Подделка была настолько идиотской и наивной, что Конопацкому показалось, в нее не поверит ни один милиционер.
Но Иван поспешил успокоить его.
– Я уже не раз так делал. Фирма, куда двигатели везу, липовая, им бумаги на хрен не нужны, там не спросят, что это за мешки такие в накладной появились. А накладную выкину на хрен, все равно она поддельная, с начальством москвичи наличными рассчитывались. А ее так, для проформы выписали, чтобы менты не цеплялись.

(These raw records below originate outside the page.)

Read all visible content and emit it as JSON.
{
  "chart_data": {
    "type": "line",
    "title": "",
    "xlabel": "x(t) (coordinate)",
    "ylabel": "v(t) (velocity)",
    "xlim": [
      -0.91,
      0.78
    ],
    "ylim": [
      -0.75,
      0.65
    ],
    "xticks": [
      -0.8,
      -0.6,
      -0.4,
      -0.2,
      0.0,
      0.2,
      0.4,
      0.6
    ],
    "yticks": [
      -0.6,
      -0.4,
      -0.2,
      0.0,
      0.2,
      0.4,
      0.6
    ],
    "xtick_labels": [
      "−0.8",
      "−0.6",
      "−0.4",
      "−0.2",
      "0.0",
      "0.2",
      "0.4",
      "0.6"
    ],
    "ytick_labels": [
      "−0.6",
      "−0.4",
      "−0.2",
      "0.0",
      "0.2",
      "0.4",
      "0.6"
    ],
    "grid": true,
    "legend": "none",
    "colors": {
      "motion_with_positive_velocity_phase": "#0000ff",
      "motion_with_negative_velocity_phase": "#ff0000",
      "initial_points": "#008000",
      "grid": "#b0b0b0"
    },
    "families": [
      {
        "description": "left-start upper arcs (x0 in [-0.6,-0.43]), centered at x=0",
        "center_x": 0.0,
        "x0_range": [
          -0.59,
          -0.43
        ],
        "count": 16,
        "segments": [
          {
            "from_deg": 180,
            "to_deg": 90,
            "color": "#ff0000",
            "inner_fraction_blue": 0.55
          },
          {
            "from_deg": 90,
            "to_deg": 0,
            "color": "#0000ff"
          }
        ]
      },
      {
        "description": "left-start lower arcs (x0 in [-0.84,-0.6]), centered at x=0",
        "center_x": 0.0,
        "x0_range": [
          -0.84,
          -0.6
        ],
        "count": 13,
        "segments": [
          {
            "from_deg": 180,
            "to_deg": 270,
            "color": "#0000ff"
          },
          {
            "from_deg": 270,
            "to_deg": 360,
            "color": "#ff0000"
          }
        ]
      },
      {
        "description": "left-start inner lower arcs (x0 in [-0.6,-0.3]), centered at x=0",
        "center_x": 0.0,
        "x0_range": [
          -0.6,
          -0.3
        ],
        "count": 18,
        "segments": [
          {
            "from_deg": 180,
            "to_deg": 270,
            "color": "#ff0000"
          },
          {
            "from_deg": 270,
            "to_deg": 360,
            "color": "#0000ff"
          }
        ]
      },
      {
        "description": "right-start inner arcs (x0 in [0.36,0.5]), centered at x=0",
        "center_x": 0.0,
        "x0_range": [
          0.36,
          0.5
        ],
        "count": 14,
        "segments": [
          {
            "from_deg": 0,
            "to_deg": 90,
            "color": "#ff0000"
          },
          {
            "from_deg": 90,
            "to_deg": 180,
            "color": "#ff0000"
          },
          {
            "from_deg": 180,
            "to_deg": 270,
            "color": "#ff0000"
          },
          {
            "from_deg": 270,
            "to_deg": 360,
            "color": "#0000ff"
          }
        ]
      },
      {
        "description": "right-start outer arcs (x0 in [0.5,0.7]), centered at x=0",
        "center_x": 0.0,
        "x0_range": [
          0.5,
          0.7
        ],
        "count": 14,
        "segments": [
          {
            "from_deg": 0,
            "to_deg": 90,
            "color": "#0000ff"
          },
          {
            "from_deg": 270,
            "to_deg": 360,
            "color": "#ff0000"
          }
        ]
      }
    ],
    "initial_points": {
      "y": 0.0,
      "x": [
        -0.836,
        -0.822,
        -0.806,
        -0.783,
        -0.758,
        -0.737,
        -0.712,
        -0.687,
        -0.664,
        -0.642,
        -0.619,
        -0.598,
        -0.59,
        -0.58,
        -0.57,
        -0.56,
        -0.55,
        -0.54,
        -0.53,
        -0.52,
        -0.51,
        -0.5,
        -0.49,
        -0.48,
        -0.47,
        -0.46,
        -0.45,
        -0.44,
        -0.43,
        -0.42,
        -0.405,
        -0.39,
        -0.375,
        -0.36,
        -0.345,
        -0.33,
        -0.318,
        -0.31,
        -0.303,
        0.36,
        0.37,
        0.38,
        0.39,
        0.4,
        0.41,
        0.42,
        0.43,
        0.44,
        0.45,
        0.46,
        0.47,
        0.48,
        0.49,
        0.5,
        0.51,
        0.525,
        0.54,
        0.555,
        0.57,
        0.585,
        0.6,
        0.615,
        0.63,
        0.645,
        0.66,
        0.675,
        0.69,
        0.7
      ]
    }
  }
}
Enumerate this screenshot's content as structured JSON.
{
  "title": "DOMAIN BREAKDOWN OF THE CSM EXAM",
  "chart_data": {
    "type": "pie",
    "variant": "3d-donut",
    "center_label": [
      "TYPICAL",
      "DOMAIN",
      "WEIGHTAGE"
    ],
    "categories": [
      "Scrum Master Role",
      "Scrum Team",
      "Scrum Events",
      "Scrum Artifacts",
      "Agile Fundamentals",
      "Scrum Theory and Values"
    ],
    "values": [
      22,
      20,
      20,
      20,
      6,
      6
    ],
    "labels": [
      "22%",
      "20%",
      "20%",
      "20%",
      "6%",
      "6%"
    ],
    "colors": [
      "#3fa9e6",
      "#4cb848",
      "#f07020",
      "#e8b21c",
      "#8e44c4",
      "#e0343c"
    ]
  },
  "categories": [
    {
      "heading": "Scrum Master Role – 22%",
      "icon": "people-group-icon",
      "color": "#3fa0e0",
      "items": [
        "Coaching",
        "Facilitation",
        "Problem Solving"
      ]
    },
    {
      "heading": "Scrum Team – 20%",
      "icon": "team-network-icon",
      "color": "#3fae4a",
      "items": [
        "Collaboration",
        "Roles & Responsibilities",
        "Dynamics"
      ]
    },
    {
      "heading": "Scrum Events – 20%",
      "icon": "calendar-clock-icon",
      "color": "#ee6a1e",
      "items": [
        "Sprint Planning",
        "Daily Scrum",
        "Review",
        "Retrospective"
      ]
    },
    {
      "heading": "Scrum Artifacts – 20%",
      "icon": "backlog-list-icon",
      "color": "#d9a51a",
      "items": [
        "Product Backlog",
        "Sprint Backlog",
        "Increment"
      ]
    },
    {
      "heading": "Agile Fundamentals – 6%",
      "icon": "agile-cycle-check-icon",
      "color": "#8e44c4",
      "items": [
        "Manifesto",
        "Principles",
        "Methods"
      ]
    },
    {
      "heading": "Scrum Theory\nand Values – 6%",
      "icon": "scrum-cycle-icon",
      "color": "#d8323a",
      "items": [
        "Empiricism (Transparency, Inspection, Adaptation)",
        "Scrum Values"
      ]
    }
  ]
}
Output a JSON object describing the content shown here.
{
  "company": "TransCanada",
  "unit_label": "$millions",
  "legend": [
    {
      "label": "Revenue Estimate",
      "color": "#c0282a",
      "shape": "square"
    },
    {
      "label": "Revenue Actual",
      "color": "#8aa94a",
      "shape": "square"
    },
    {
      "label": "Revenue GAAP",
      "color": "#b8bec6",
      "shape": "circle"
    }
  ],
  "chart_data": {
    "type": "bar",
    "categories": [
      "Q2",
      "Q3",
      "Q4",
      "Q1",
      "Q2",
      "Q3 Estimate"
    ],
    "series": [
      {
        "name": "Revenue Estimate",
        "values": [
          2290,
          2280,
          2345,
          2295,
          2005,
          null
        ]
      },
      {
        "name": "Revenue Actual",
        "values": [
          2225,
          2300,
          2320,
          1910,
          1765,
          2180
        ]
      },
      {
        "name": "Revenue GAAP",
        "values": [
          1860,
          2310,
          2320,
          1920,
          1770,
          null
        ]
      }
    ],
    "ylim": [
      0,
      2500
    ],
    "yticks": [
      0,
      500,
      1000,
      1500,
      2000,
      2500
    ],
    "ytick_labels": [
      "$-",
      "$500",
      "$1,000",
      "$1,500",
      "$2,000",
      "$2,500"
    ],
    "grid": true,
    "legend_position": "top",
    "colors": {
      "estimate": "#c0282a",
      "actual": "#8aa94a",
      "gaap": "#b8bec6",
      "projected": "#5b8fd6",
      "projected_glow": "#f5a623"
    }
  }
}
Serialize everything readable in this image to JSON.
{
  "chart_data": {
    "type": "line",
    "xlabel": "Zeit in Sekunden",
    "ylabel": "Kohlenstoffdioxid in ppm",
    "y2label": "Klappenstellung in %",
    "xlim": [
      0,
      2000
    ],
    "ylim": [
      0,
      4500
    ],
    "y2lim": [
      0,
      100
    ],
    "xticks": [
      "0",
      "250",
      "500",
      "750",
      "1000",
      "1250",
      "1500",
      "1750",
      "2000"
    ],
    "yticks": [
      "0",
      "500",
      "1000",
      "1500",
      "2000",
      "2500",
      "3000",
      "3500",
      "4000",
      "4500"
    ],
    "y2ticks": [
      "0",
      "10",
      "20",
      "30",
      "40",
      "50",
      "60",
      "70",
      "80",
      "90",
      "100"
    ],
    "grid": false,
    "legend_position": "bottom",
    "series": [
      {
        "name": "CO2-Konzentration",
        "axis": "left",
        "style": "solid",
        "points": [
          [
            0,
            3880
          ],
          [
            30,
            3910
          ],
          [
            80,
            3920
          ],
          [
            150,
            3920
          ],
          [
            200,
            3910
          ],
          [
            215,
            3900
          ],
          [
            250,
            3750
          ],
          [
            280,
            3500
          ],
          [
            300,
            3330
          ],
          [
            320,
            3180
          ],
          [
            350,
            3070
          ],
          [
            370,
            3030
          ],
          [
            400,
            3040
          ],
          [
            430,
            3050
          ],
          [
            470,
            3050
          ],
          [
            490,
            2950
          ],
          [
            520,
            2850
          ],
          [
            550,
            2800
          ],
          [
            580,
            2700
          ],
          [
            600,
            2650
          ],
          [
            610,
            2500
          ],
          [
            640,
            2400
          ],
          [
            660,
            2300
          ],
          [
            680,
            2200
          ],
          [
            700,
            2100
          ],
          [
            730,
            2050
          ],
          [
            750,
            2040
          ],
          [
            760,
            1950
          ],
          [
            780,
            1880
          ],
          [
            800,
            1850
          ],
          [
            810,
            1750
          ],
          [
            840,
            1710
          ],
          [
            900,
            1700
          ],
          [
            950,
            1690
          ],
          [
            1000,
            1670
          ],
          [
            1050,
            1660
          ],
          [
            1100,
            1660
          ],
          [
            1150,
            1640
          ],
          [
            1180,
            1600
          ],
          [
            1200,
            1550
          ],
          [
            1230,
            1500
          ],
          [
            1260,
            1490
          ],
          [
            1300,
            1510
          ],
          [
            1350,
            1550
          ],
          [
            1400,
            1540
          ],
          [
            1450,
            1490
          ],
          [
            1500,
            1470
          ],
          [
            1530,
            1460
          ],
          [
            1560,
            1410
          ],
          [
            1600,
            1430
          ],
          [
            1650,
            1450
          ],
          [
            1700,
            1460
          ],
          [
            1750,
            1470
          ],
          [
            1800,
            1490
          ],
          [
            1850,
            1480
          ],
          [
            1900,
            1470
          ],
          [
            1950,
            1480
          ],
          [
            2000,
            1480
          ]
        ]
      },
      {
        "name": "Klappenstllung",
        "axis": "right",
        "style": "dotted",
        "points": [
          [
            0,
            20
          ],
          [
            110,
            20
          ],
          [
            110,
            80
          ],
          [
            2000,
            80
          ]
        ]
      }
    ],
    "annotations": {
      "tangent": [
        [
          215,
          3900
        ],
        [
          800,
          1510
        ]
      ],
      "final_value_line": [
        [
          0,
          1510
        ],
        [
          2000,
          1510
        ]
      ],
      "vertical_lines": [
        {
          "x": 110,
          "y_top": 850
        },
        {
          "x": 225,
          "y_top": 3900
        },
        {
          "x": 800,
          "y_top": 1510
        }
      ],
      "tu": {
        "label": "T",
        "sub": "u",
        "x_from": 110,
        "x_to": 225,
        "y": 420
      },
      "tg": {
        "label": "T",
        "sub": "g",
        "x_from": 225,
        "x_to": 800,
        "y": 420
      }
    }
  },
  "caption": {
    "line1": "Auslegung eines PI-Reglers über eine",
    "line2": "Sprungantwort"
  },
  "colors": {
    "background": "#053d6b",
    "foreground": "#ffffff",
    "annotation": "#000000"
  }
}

Дрожащей рукой Виталий вывел цифру двенадцать, затем еще в скобочках добавил прописью, стараясь подделаться под почерк, которым писали накладную, и внизу поставил большую букву 'Z'.
– Порядок! Послезавтра едем. Сеструхе позвоню, думаю, и ты у нее поживешь, деньги сэкономим.
Затем Иван тупо посмотрел на двадцать две гривны, зажатые в пальцах.
– С ними что делать?
– Себе оставь, за то, что мои мешки провезешь.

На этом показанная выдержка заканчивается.